Joaquim Mallafrè, translator of the 'Ulysses from Joyce to Catalan, distinguished between the 'tribal language and the 'language of the polis. The first is colloquial, living, and intimate. The second is public, normative, and institutional. Many translations, out of prudence or inertia, fall back on the language of the polis. However, in doing so, they often miss the most lively, most expressive part of the language. Translate "It's a piece of cake how is ""sewing and singing" is accurate. Simply saying "it's easy" may be correct, but it sounds flat.

Convey your attitude

Sometimes, the problem isn't just not being able to translate an expression, but not knowing how to convey its attitude. For example, "hacer el orni" isn't just pretending you don't know: it implies an intention, a mischief. As Mallafre said, every language moves between the language of the polis and that of the tribe. Yes, when we translate (or when we write), we only use the language of the polis, we lose much more than a phrase: we lose links, colors, complicity.

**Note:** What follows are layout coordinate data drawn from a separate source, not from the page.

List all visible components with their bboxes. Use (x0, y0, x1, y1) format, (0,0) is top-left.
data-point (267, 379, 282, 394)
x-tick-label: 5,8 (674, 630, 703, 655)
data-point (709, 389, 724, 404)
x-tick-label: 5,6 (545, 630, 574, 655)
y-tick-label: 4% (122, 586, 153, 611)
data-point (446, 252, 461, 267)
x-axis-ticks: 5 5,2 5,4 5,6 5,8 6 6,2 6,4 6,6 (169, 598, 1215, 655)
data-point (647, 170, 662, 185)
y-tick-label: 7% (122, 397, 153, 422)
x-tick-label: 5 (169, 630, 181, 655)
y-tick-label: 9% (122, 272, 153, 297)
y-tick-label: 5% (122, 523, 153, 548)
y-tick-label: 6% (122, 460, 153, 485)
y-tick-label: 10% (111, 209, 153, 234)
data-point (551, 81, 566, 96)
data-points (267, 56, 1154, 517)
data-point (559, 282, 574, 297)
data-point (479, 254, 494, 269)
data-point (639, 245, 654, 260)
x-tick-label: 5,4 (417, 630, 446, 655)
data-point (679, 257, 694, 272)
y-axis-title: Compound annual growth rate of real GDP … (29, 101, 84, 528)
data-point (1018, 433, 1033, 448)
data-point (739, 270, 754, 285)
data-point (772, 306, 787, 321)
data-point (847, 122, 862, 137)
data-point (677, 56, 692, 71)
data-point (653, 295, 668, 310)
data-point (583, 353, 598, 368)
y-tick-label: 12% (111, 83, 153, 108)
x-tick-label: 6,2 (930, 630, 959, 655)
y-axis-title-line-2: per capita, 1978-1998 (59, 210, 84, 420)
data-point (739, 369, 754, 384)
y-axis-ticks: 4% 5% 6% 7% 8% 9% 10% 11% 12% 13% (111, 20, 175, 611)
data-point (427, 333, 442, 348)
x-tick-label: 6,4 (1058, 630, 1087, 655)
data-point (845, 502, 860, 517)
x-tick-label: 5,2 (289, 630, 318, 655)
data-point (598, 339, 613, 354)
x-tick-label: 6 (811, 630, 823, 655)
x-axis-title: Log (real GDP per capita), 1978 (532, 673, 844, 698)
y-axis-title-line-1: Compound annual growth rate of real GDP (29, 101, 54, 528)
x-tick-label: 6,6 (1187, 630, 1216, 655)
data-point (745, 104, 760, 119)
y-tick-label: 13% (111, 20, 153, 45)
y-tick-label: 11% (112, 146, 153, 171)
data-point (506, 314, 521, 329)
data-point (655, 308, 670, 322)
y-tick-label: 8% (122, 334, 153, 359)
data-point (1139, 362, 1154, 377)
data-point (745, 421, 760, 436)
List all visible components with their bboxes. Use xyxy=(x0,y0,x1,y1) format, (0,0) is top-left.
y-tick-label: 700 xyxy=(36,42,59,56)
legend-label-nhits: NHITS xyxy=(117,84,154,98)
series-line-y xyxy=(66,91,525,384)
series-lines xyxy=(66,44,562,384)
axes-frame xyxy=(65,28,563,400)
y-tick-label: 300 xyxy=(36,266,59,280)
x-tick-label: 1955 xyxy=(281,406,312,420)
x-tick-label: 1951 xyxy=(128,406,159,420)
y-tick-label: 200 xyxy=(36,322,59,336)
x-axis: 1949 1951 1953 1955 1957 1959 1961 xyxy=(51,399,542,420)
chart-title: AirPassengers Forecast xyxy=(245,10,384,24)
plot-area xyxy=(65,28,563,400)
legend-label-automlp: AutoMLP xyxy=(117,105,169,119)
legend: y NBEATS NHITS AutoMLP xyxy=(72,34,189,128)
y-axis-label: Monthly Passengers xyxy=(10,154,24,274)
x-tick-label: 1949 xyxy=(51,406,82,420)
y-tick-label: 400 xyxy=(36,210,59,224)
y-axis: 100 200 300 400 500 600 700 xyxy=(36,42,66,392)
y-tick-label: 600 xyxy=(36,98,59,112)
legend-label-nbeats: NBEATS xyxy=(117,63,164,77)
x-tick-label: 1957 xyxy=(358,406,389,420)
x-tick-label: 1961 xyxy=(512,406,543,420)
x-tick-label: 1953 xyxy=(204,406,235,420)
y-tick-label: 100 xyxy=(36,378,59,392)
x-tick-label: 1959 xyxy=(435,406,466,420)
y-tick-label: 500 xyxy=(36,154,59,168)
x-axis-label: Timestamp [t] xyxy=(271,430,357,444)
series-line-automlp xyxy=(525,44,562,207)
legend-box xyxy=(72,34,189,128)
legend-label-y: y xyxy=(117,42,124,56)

That's why good translations aren't those that say "the same thing," but those that know how to capture the gesture, the humor, the character of what is being said. If in a novel someone says "You must be kidding" And the translator writes "Don't make me laugh, man!" He's understood what's at stake. If he writes "I'm sure you're joking," he's given a literal, but insipid, translation. You can live perfectly well with a cop's language, but it's a grayer, flatter, and, above all, less our own life.